Ariel Sharon, tough-guy pose notwithstanding, has reason to be feeling a little panicky too. His decision last week to bomb the West Bank with F-16s signaled desperation the desperation of a heavyweight with a cut above his eye swinging wildly for a knockout punch because he's worried about the outcome if the bout goes the distance. Instead of knocking out his enemies, though, the air strike brought universal condemnation and unprecedented domestic political criticism Israelis could see more clearly than anyone that it weakened Israel's diplomatic position without achieving any gains in security. And, of course, it played precisely into the hands of the men who'd sent the Netanya suicide bomber: one of the objectives of such a terror strike is to provoke a heavy-handed response that drives more Palestinians into the camp of the perpetrators. But Sharon has reason to worry. After three months in office steadily ratcheting up Israel's military responses to the Palestinian uprising, it's becoming palpably obvious that military means can't deliver the security Sharon promised Israelis. And that's a major problem, because while Israel has won all of its conventional wars it has lost its wars of attrition.
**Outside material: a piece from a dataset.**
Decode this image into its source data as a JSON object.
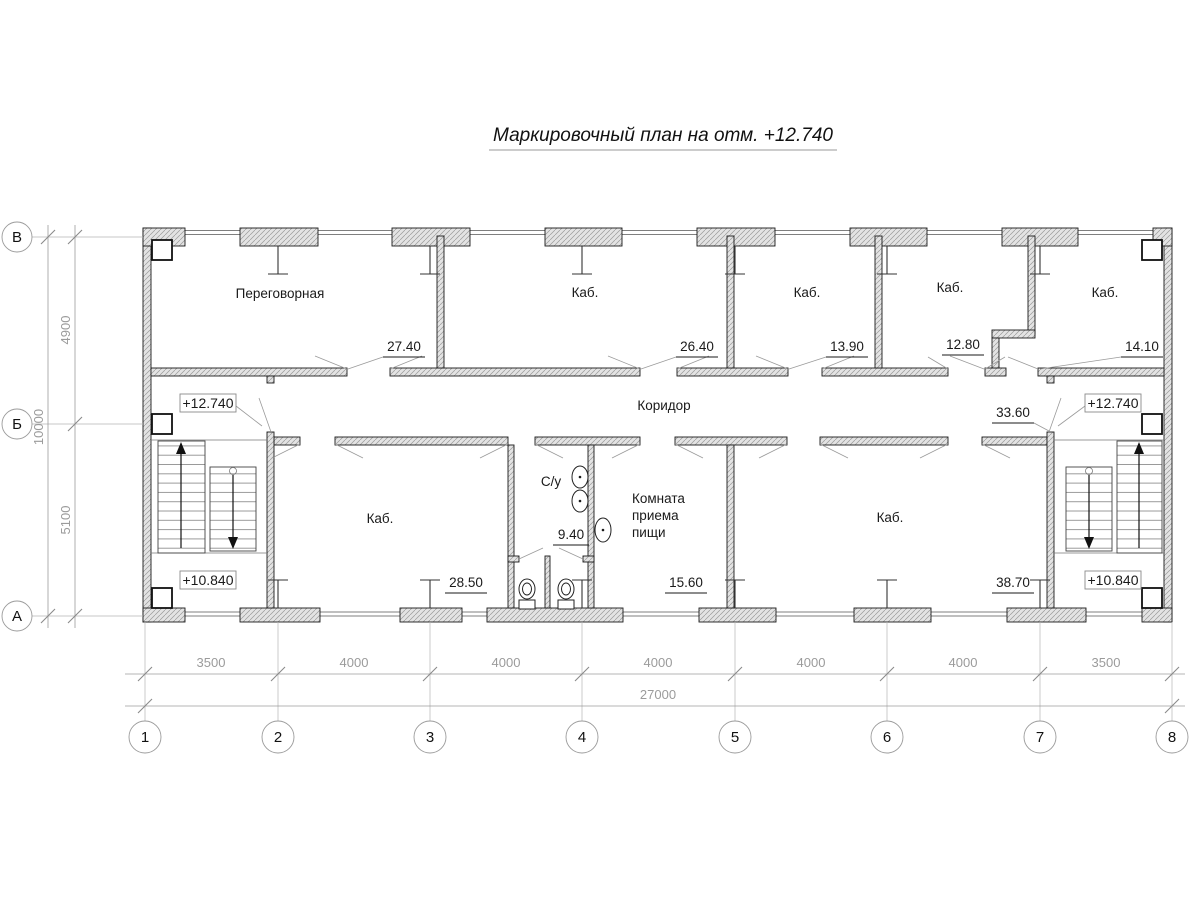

The Palestinian militants are betting that by following the playbook of Hizballah in Lebanon, they can force the Israelis to withdraw troops and settlements from the West Bank and Gaza through inflicting a slow but steady stream of casualties. While he's not interested in the sort of comprehensive peace deal Barak discussed with Arafat, Sharon needs a cease-fire as much as the Palestinian leader does.
But as much as Sharon and Arafat need a cease-fire, neither may be able to do what it takes to get one. The Palestinian leader will be reluctant to go after the radicals in the absence of significant concessions from the Israelis a point recognized in the Mitchell Report's proposals for a freeze on all Israeli settlement activity in the West Bank and Gaza, and proposals for lifting the siege on Palestinian towns. But Sharon remains implacably resistant to a settlement freeze, both as a long-term advocate of the settlement movement and because he sees it as rewarding Palestinian violence. And the current stalemate on that question may be symbolic of the wider problem Secretary Powell says the violence must stop before political negotiations can resume, and yet it is because political negotiations failed that the violence began. The conflict snapped back into a violent mode last fall because the parties had failed to settle their differences in a decade of dialogue. And despite the political crisis facing leaders on all sides of the conflict, it may take more than the Mitchell Report's reprising familiar cease-fire recipes to break the cycle.